Tsunami events including the 2004 Indian Ocean Tsunami and the 2011 Tohoku Earthquake and Tsunami confirmed the need for Pacific-wide comprehensive risk mitigation and effective tsunami evacuation planning. New Zealand is highly exposed to tsunamis and continues to invest in tsunami risk awareness, readiness and response across the emergency management and science sectors. Evacuation is a vital risk reduction strategy for preventing tsunami casualties. Understanding how people respond to warnings and natural cues is an important element to improving evacuation modelling techniques. The relative rarity of tsunami events locally in Canterbury and also globally, means there is limited knowledge on tsunami evacuation behaviour, and tsunami evacuation planning has been largely informed by hurricane evacuations. This research aims to address this gap by analysing evacuation behaviour and movements of Kaikōura and Southshore/New Brighton (coastal suburb of Christchurch) residents following the 2016 Kaikōura earthquake.
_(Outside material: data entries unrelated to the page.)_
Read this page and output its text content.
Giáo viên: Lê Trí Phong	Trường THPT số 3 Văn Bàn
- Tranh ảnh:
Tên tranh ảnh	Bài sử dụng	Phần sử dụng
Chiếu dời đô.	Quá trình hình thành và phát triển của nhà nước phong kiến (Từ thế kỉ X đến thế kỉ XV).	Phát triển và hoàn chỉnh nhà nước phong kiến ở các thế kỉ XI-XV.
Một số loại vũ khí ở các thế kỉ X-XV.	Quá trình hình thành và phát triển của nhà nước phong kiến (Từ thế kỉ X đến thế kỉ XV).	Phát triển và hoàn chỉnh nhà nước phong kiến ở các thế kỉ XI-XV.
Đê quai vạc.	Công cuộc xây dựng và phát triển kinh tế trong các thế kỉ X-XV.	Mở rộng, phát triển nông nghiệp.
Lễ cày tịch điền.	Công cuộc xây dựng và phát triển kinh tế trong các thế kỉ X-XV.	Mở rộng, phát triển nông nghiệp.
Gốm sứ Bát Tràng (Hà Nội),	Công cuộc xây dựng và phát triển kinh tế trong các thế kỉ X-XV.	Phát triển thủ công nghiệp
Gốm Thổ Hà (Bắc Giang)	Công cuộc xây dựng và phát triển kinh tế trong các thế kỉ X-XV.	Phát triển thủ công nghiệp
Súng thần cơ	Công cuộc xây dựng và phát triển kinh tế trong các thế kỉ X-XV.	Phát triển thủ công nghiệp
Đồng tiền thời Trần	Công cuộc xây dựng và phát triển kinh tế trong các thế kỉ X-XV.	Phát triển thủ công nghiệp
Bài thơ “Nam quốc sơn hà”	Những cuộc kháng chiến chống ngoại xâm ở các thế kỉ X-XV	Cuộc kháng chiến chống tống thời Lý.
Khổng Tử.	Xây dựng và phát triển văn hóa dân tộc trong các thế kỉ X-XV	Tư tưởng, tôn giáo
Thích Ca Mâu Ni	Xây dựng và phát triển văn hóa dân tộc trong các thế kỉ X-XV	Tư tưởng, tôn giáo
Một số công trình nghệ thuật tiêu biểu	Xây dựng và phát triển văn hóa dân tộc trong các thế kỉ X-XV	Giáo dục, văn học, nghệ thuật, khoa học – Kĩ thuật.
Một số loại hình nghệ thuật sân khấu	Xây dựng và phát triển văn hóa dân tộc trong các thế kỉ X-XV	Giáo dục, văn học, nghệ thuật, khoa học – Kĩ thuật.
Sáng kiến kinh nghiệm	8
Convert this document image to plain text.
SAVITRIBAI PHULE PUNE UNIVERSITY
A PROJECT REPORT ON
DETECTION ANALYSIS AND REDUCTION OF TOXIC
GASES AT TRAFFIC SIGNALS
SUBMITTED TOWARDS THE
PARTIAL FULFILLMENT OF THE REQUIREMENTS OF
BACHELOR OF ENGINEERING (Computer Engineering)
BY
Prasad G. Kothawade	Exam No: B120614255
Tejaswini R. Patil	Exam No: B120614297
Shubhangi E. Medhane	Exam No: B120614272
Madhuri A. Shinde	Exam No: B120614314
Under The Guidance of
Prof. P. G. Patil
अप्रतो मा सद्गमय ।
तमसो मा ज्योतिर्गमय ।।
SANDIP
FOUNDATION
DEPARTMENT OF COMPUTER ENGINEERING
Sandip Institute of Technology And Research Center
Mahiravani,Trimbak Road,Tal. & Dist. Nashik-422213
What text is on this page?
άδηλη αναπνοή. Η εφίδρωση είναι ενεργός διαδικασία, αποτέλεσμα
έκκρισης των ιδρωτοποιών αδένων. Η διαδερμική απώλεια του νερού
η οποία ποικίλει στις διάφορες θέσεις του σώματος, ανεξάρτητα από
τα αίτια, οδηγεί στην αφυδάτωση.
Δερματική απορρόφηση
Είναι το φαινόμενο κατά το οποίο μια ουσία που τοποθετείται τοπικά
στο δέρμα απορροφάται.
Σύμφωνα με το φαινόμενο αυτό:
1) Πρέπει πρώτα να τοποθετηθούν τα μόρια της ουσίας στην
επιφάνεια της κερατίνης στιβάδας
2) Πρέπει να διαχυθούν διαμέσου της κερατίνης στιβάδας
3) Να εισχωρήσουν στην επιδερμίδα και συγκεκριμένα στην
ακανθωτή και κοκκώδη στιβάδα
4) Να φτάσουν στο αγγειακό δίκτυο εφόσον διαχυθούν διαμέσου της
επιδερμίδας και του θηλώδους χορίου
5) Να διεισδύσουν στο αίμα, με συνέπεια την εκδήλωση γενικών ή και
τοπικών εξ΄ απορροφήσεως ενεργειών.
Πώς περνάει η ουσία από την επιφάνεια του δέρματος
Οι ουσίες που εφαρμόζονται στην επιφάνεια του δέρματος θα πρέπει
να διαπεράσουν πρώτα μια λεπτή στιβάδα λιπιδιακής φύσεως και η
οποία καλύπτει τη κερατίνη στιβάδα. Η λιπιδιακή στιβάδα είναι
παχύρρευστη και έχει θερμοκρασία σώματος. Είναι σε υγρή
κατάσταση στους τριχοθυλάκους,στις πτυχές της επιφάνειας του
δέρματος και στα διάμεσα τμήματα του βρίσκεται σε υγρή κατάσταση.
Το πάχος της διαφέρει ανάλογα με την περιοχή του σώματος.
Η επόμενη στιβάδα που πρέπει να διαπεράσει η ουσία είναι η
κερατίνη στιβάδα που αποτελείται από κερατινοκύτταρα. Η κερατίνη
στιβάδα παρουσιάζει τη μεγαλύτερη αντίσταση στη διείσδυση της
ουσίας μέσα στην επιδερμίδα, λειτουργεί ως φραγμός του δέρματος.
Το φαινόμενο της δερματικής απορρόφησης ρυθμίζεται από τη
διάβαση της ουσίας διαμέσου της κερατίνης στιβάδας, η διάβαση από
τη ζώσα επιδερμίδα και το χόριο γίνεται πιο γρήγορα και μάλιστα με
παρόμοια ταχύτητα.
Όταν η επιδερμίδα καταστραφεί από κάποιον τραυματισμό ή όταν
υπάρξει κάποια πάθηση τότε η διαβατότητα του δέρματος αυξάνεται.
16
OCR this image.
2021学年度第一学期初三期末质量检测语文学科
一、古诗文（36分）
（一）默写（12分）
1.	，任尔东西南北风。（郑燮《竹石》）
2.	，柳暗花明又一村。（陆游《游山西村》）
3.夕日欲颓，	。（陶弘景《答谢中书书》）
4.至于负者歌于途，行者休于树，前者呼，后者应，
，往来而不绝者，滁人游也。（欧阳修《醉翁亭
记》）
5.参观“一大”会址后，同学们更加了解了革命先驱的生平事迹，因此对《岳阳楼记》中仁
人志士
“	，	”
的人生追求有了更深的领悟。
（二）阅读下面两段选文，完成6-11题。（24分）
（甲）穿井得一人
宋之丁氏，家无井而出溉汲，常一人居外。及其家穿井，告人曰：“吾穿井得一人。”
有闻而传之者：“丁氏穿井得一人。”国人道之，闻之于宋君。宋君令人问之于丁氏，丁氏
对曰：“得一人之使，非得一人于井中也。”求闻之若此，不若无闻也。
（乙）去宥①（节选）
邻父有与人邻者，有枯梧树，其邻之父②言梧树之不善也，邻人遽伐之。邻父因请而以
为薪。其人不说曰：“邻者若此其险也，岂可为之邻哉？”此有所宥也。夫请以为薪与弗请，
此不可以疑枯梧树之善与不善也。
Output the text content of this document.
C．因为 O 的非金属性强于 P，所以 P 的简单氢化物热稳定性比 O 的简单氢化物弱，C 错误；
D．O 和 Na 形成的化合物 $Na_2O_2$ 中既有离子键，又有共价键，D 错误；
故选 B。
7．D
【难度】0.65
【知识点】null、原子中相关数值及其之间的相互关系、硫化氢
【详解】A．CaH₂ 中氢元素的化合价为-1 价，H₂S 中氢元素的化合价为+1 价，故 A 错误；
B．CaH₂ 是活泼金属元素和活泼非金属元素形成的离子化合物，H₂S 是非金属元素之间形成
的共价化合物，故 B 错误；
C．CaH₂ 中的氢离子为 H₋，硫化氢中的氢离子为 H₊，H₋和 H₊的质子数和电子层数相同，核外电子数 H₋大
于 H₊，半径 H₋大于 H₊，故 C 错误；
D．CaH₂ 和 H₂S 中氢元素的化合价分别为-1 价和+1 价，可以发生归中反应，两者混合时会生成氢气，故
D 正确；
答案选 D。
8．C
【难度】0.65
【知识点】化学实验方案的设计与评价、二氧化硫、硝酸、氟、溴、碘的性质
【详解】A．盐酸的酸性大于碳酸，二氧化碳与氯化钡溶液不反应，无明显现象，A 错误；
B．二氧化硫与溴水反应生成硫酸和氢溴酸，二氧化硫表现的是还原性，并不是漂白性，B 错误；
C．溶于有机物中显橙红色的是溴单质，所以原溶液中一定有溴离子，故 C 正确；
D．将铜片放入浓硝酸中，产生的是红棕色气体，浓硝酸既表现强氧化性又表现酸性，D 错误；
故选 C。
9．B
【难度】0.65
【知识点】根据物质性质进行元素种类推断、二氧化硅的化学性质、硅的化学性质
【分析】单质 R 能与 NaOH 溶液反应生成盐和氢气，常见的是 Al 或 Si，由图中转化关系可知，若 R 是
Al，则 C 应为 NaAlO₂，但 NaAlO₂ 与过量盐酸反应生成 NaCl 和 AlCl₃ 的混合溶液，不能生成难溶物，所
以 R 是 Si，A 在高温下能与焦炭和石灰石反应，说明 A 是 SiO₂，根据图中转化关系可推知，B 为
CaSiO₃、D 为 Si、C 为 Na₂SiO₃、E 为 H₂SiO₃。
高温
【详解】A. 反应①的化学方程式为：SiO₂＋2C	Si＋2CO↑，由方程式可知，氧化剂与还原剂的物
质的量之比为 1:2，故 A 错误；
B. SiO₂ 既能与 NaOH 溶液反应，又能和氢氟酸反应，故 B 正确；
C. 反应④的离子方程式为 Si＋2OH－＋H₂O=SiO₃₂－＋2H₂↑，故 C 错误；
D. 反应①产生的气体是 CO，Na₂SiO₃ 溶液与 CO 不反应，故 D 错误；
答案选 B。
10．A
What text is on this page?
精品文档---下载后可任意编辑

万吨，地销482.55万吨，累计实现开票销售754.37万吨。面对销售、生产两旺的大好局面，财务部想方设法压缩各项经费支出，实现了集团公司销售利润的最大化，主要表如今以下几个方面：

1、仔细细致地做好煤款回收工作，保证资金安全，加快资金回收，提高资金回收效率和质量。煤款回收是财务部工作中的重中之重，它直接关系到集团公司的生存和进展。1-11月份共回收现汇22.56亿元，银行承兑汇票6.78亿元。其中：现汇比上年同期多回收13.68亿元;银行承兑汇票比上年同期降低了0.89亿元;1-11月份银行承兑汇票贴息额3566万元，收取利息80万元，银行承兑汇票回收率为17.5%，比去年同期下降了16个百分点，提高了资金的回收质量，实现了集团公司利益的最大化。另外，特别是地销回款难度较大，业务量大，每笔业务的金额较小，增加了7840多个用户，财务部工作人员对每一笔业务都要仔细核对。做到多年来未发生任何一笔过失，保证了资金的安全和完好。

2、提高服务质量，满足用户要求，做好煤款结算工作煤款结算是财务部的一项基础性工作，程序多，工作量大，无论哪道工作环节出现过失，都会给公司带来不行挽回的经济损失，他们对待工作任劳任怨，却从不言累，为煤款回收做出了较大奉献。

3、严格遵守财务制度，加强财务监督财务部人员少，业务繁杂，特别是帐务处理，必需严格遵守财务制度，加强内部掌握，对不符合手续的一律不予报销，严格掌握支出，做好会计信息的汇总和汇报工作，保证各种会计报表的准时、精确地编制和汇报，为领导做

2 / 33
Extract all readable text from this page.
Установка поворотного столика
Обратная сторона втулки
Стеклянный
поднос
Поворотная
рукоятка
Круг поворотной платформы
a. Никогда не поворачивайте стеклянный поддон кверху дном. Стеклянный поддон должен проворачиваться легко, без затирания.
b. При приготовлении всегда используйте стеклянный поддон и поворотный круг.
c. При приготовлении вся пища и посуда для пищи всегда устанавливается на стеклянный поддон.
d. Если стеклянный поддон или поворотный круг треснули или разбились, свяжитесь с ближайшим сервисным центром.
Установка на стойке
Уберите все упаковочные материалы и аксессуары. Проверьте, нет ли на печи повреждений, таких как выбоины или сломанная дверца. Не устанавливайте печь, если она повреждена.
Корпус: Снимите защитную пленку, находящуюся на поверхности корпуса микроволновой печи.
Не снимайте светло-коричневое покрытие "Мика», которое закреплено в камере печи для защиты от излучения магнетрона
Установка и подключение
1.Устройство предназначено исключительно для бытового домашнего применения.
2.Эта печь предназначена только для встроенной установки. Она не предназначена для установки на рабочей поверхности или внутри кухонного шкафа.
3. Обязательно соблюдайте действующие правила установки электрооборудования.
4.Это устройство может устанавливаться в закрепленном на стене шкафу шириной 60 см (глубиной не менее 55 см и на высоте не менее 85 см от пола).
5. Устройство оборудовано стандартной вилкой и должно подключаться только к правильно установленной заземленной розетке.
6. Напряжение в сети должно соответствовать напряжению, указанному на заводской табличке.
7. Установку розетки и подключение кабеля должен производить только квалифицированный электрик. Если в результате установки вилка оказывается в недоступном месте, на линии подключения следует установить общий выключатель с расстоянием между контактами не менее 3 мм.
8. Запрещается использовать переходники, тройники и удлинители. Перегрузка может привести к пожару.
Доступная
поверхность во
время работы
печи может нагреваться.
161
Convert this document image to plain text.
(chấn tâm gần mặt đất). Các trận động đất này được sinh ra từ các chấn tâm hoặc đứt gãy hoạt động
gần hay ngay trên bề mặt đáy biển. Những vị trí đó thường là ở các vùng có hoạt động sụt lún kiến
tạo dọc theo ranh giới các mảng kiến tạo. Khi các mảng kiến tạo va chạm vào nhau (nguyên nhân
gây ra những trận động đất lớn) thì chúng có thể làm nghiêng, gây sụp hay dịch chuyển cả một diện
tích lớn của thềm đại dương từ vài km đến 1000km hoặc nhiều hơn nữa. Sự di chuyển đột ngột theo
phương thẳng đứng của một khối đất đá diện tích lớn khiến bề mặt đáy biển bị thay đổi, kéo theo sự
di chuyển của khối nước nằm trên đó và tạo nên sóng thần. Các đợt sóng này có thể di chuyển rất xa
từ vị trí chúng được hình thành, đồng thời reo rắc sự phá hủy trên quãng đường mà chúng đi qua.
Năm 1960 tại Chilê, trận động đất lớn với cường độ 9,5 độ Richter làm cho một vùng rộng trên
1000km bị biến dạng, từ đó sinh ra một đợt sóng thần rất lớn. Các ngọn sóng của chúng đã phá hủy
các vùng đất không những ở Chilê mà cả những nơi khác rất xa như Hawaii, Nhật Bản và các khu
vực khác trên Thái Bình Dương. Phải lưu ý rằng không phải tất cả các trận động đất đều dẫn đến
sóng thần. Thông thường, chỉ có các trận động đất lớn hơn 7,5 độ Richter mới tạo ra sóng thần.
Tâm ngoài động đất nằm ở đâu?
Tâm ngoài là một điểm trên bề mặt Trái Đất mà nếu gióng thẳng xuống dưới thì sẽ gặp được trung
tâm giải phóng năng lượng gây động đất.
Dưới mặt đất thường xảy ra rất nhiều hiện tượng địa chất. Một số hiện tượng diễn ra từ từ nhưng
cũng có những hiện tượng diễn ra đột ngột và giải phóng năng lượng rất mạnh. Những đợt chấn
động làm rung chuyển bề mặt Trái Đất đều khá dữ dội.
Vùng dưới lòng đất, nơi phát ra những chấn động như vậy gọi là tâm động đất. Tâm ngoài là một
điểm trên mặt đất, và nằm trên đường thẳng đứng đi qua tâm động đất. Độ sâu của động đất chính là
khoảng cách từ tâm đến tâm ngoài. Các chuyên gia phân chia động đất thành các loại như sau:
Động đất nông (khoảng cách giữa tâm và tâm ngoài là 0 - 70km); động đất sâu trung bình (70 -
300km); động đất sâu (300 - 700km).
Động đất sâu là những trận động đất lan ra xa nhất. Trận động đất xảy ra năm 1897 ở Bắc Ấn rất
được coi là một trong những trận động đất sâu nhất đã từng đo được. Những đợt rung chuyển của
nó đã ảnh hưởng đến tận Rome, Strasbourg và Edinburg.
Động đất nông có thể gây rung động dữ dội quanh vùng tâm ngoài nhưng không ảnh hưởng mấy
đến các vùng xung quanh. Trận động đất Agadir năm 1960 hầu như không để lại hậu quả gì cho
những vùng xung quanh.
Stage 1 of the research is engaging with both these communities and relevant hazard management agencies, using a survey and community workshops to understand real-event evacuation behaviour during the 2016 Kaikōura earthquake and subsequent tsunami evacuations. The second stage is using the findings from stage 1 to inform an agent-based tsunami evacuation model, which is an approach that simulates of the movement of people during an evacuation response. This method improves on other evacuation modelling approaches to estimate evacuation times due to better representation of local population characteristics. The information provided by the communities will inform rules and interactions such as traffic congestion, evacuation delay times and routes taken to develop realistic tsunami evacuation models. This will allow emergency managers to more effectively prepare communities for future tsunami events, and will highlight recommended actions to increase the safety and efficiency of future tsunami evacuations.